Las pasadas elecciones autonómicas en Euskadi y su correspondiente campaña electoral demostraron una vez más cómo la lucha por el poder puede tomar tintes salvajes. Los partidos candidatos aprovechan cualquier ocasión para anotarse un tanto a su favor. Todo vale: el regateo por los presupuestos del gobierno, la construcción del AVE, la celebración de una fiesta nacional y, muy especialmente, el terrorismo. Cada acción de ETA, cada persona que muere e incluso cada entierro son ocasiones de oro para los políticos que forman el circo de las elecciones vascas.

El terrorismo ha dejado de ser un problema político puesto que nadie busca una solución política para él, y se ha convertido en una excusa para hacer campaña, para poner en marcha toda la maquinaria de demagogia que precede a la captación del voto y al lavado de conciencias, para ahondar en la división del territorio vasco. Es tan sólo una herramienta útil para los que se autodenominan guardianes de la democracia y defensores de la vida y los Derechos Humanos por encima de cifras y banderas.

Nadie busca una solución, quizás por miedo a encontrarla. Nadie busca una salida satisfactoria al conflicto y cualquier inocente observador podría llegar a pensar, sin grandes esfuerzos, que lo que ocurre en realidad es que no quieren hallarla, temerosos de poder perder así tan sobresaliente mina de palabras punzantes y monsergas acusadoras de probada efectividad entre los votantes.
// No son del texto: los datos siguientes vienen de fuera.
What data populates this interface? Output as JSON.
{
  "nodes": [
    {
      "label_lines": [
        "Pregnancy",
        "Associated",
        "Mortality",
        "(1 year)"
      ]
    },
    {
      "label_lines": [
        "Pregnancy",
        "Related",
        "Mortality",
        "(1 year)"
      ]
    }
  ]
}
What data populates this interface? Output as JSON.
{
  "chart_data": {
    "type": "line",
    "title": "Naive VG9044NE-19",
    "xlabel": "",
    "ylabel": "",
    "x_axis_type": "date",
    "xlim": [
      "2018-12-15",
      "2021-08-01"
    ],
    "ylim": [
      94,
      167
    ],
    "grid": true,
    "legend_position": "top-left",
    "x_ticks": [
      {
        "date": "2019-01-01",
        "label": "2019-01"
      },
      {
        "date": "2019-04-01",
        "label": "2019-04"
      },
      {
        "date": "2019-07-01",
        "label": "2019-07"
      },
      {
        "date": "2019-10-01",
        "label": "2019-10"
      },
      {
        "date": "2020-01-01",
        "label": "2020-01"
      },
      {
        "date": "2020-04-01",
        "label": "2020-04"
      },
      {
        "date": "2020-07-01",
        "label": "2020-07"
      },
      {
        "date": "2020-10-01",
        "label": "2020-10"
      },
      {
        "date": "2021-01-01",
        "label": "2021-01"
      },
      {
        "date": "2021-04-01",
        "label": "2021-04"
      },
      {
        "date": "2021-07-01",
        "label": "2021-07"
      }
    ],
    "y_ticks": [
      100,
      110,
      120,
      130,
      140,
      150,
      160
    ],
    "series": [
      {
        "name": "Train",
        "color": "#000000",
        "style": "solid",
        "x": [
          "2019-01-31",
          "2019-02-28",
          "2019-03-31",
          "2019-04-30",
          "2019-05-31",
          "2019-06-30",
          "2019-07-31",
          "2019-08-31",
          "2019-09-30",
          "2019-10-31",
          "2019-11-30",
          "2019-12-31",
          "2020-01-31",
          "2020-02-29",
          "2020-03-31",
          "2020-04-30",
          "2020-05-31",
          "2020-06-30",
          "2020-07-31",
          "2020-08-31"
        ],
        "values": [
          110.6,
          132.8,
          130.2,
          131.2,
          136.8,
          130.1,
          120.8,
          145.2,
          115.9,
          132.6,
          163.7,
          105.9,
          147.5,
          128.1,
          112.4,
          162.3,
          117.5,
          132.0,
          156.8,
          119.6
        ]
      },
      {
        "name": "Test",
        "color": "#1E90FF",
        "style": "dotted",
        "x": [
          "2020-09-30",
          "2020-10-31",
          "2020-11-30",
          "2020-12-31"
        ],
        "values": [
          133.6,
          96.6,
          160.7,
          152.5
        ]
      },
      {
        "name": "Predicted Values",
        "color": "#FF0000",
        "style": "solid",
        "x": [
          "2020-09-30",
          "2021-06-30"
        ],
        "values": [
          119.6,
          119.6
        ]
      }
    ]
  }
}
Jaime Mayor Oreja, candidato a lehendakari por el PP, declaró durante los días de campaña que en caso de resultar vencedor lo primero que haría sería organizar un homenaje a todos los familiares de víctimas de ETA. Muy bien. Pero, ¿y qué más? ¿Acaso no ha pensado en plantear un foro de negociación con la banda para llegar a algún tipo de acuerdo? ¿Acaso no iba a poner algo de su parte para poner fin al conflicto que vive Euskadi? ¿Acaso no tiene más programa político que regodearse en sus propias miserias? Quizás es que no le interesa en absoluto acabar con el terrorismo en el País Vasco. Es mejor dejar que siga muriendo gente para luego poder rendirles pomposos homenajes que a buen seguro serán retransmitidos por televisión e incluso colocados en la cabecera de todos los informativos. De no ser así, ¿con qué otra cuestión podría encabezar sus discursos, tan similares a un lanzallamas de evasivas y falsedad?